Saturday, April 18, 2009

Has Prison Changed Me?

One of my close friends is leaving Taft in a couple of weeks. As we walked the track one evening, he made a comment that intrigued me. He said, “I have to look at myself and see if this experience in prison has made me more aggressive.” I had to think about that for a couple of weeks and look at my behavior as well.
I know that being arrested, shackled, and escorted before a judge in 2004 changed me. I had to reconsider who I was based on what I valued. Was I valuing my family, my spiritual beliefs, my possessions or something else? I came to the conclusion that much of my life was hypocrisy. What I said I valued I did really put as a high priority in my decisions. I tried for the three years that I was on pre-trial to implement a new set of values based on new priorities. I came to prison thinking that I had done an ok job of reprioritizing my life.
The challenge was being in prison. If there is anyone out there who thinks that prison is designed to rehabilitate, let me assure you that it is not. Rehabilitation is a change made by the individual. The system, in my opinion, works against you. Even though I came in here with the intent of living my life with different guiding principles, I was bombarded with the anger, bitter, aggressive and selfish culture that exists in every level of prison. I’m at the lowest level of security of incarceration and it is prevalent even here.
I’ve already written about how I found a good couple of friends. I am a Christian and I wanted to find other guys who shared that priority. I was blessed to be able to do so. Even so, the challenge of not allowing the culture of this place to change me confronted me daily and still does. You come to realize that the staff, for the most part, does not care. This creates an overall environment of bitterness, anger and resentment towards the system. You can’t earn anything. There is no obtainable objective by complying with their rules. In fact, I’ve seen in-mates benefit, who have deliberately not complied with the rules. It takes a great deal of patience to accept the seemingly whimsical approach the staff takes when evaluating inmates for jobs, furloughs, bunk assignments, half-way house, etc.

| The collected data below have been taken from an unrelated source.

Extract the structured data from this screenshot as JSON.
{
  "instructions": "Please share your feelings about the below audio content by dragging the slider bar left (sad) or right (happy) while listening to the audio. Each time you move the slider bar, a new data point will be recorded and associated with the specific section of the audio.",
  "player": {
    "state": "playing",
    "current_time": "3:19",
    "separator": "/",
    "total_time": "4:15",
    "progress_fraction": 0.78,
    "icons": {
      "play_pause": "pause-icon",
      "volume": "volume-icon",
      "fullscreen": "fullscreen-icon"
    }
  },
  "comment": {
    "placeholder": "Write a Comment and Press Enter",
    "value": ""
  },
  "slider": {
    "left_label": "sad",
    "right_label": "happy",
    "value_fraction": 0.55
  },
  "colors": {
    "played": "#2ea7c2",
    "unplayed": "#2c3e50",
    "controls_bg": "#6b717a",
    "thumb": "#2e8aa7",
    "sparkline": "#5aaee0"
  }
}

If you can accept that the environment is not a traditional merit-based system, then you have to contend with the general inmate philosophy. Not unlike “the outside”, inmates are selfish. I can accept that. However, inmates, unlike people on “the outside” are also aggressive. This doesn’t mean they are physically aggressive, although many of them are. Even the older ones are aggressive in terms of power or opinion or even things. I wrote in one of my earliest blogs that sometimes you just have to be wrong here. It’s the easiest way to defuse a situation. As I have adapted and gained some wisdom I wonder if I have also become more stubborn. I don’t know if I’m the one who is wrong as much. On Monday night I watch a t. v. show called “Chuck”. I’m only one of two guys who watch. Because I’ve been here for almost two years, I think the new guys defer to me because they are one being humble. I want to watch my show and these new guys will have to wait for their day. This is how my attitude has changed.
I started to notice this in soccer. I’ve always been competitive, and I’ve always struggled with my attitude in soccer. That same attitude of arrogance erupted again here. It required an extreme amount of self-control to refrain from allowing my pride to evolve into anger during some soccer games. I’ve decided against playing sports for the duration of my time.
As I prepare to return home, I think about the kind of husband and father I want to be. I certainly don’t want to take some of the prevailing attitudes from prison home. Somehow, over the next four months I need to relearn compassion, gentleness, patience and love—the attitudes that will make me a successful husband and father. The attitudes that I have adapted here are not going to help me be successful when I go home. I’m not sure how I will learn these other than trying to apply them to situations when the common response is usually the exact opposite. It will be a challenging four months.